The miscellanea group presented the worst initial analytical data at CRRT onset, possibly due to its complexity, encompassing both medical and surgical pathologies. Delayed nephrology consultation might worsen clinical and analytical status, but post-CRRT, these patients did not have the highest mortality. This aligns with Chou et al. [29], who through propensity score analysis, determined that the RIFLE criteria poorly predict the benefits of early or late initiation of RRT in critically ill patients.

Risk factors for non-recovery of renal function post-AKI include advanced age, previous CKD, and comorbidities [30,31]. This was confirmed in our study, where patients with CKD were more likely to remain on HD. Evaluating discharge time from CRRT was proposed, even though ICU discharge timing might have been more relevant. This study focuses on identifying parameters upon ICU admission that condition CRRT need, determine CRRT termination, or influence post-AKI renal recovery. CKD establishment with or without RRT is analyzed to develop nephroprotection strategies involving nephrologists in the multidisciplinary critical care team [32].
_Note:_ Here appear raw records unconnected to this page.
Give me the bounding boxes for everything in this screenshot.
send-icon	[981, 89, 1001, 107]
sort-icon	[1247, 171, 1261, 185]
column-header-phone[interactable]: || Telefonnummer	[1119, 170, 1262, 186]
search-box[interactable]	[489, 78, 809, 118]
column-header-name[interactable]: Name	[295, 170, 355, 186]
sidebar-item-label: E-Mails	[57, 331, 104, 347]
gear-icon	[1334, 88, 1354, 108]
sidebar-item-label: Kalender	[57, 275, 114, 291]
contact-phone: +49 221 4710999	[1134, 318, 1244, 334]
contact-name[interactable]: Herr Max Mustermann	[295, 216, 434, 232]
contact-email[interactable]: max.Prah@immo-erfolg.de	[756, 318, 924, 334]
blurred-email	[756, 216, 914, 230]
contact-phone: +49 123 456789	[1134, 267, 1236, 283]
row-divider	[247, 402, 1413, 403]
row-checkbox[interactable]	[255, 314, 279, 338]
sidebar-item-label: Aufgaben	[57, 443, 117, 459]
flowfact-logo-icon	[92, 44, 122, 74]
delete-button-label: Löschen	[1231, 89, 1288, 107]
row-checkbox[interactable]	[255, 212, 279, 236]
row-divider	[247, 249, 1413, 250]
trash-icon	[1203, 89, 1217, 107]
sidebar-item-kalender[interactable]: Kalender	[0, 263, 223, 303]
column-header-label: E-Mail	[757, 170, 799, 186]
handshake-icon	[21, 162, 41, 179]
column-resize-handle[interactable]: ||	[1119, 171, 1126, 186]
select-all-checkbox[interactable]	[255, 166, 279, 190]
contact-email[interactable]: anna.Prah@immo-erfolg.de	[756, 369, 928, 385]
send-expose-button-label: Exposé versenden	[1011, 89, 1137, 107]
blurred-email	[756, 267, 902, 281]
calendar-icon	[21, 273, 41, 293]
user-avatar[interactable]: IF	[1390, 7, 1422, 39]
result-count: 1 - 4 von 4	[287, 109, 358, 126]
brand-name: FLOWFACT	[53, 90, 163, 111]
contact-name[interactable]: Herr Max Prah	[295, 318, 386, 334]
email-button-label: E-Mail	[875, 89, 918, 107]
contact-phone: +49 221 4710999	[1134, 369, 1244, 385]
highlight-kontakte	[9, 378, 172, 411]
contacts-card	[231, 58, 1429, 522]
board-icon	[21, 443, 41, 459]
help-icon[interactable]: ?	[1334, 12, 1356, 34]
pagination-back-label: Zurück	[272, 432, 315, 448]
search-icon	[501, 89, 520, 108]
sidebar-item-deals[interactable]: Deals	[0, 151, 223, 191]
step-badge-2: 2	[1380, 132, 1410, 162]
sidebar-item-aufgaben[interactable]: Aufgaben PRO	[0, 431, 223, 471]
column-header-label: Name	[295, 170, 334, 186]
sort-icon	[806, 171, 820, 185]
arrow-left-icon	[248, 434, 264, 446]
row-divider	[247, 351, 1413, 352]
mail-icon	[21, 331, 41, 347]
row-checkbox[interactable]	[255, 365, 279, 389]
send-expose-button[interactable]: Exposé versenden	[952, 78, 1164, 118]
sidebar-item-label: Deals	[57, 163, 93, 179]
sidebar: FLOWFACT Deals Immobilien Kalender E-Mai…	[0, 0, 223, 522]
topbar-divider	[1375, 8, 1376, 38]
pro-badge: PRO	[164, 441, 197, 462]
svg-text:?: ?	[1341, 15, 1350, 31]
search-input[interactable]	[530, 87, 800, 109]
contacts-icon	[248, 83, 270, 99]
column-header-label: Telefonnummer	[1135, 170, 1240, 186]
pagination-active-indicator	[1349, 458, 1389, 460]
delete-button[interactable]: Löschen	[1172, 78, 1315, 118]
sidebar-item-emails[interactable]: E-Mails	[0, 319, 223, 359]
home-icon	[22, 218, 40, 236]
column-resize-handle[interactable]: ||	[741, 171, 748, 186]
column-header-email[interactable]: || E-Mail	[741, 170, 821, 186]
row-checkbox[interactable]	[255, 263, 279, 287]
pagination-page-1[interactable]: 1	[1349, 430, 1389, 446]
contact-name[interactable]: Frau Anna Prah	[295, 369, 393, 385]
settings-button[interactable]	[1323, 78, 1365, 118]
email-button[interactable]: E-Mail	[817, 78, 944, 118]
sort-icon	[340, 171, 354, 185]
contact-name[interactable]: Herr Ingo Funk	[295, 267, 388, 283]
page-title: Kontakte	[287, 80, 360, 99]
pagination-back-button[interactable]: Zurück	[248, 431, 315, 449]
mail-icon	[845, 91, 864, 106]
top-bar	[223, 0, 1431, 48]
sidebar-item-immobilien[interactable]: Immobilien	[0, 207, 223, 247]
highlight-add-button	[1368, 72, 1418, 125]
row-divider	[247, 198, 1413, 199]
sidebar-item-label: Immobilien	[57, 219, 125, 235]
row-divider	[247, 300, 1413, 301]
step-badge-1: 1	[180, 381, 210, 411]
External validity limitations include differences in hospital service portfolios, pathologies, and available techniques. Our results from a hospital with complex surgical and transplant programs may not represent other ICUs at different care levels.

5. Conclusions

Management of ICU patients with AKI requiring CRRT is complex due to the variability in indications, comorbidities, and transitions between modalities. All of these factors make it challenging to analyze own results and compare them with clinical trials. High in-hospital mortality and persistent dialysis needs are common among those who survive and get discharged from the ICU. In fact, it constitutes its own category as a cause of chronic RRT, which is often forgotten.

The reasons for ICU admission play a crucial role in the evolution of AKI, with the patients in the sepsis and cardiac surgery groups demonstrating better survival outcomes. Given this complexity, a multidisciplinary approach involving ICU and nephrology teams is essential, with continuous, around-the-clock monitoring and collaboration to ensure effective care planning and improve patient outcomes.